3. Zur Verzeichnung des Bestandes: Nach der Zusammenführung der Lagerbuchbestände im Hauptstaatsarchiv Stuttgart 1950 war die anschließende Neuordnung um 1960 im wesentlichen abgeschlossen. Damit konnte eine Neuverzeichnung in Angriff genommen werden. Angesichts der zu bewältigenden großen Mengen entwarfen H.-M. Maurer und H. Natale 1974 "Richtlinien zur Kurzverzeichnung von Lagerbüchern" und trieben die Erschließung der Lagerbuchselekte mit den bestehenden geringen Personalressourcen unter Einbeziehung von Auszubildenden und Aushilfskräften voran. Inzwischen liegen für den gesamten Bestand H 101 Konzeptverzeichnungen vor, die allerdings nur sehr eingeschränkt benutzt werden können. Die entsprechende Verzeichnung für das Oberamt Kirchheim wurde 1955 von D. Wunder im Konzept fertiggestellt und später fortlaufend ergänzt. Bei der laufenden Überarbeitung dieser Konzeptverzeichnungen wird auf die in den Richtlinien vorgesehene systematische Neuerfassung von Reskripten und Notizen verzichtet. Aufgenommen werden lediglich die bereits erfassten Reskripte. Diese werden im "Enthält-Vermerk" ausgewiesen und bei der Gesamtlaufzeit des Bandes berücksichtigt.

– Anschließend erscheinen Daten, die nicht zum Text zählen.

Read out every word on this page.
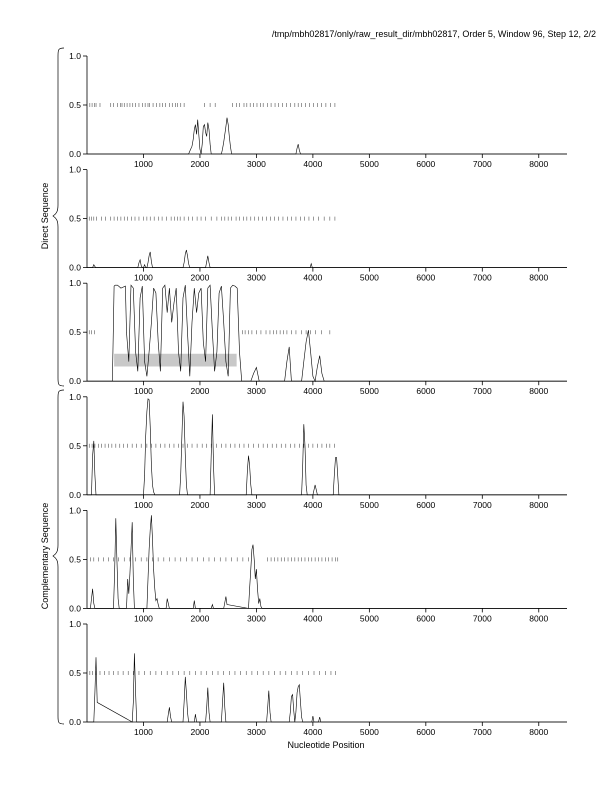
/tmp/mbh02817/only/raw_result_dir/mbh02817, Order 5, Window 96, Step 12, 2/2
0.0
0.5
1.0
1000	2000	3000	4000	5000	6000	7000	8000
0.0
0.5
1.0
1000	2000	3000	4000	5000	6000	7000	8000
0.0
0.5
1.0
1000	2000	3000	4000	5000	6000	7000	8000
0.0
0.5
1.0
1000	2000	3000	4000	5000	6000	7000	8000
0.0
0.5
1.0
1000	2000	3000	4000	5000	6000	7000	8000
0.0
0.5
1.0
1000	2000	3000	4000	5000	6000	7000	8000
Direct Sequence
Complementary Sequence
Nucleotide Position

Der Verzeichnung liegt folgendes Schema zugrunde: 1. Bandnummer, 2. Titel, 3. Genetische Stufe und Behördenprovenienz, 4. eventuelle Register, 5. Renovator(en), 6. Inhalte und Darstellungsweise, 7. Orte, 8. Urkunden, 9. äußere Bandbeschreibung, 10. enthaltene Beilagen oder Reskripte, 11. Vorsignaturen, 12. Umfang, 13. Jahr der Anlage. Die Angaben zum Titel orientieren sich soweit als möglich an den auf den Vorsatzblättern zu findenden Innentiteln der Bände. Weiterhin erfolgte eine Neusignierung entsprechend dem gängigen Signaturschema der Lagerbuchselekte: Die bestehende Durchnummerierung wird durch Zwischennummern für die einzelnen Ämter (H 101/1 Altensteig bis H 101/64 Winnenden) mit jeweiliger Neuzählung der einzelnen Bände eines Bestandes ersetzt. Alte und neue Signaturen können der Konkordanz entnommen werden. Die Bearbeitung der vorhandenen Titelaufnahmen des Bestandes H 101/31 übernahmen im September und Dezember 2008 unter Anleitung des Unterzeichneten die Archivanwärterin Bianca Nell und der Archivreferendar Joachim Brüser. Die Endredaktion gestaltete der Unterzeichnete. Der Bestand umfasst nun 48 Bände, in denen in 434 Einzelabschriften xxx verschiedene Urkunden ausgewiesen sind, bzw. 4,60 Regalmeter. Stuttgart, im Februar 2009 Franz Moegle-Hofacker

4. Literaturverzeichnis: - Erwin Haas, Die sieben württembergischen Landesfestungen - Hohenasperg, Hohenneuffen, Hohentübingen, Hohenurach, Hohentwiel, Kirchheim/Teck, Schorndorf, Reutlingen 1996. - Rainer Kilian (Hg.), Kirchheim unter Teck - Marktort, Amtsstadt, Mittelzentrum, Kirchheim/Teck 2006. - Rudolf Moser, Beschreibung des Oberamts Kirchheim, Stuttgart/Tübingen 1842. - Gregor Richter, Lagerbücher- oder Urbarlehre. Hilfswissenschaftliche Grundzüge nach württembergischen Quellen (Veröffentlichungen der staatlichen Archivverwaltung Baden-Württemberg; 36), Stuttgart 1979. - Sabine Widmer, Kirchheim unter Teck zwischen Handwerk und Industrie 1806-1914, Kirchheim/Teck 1987.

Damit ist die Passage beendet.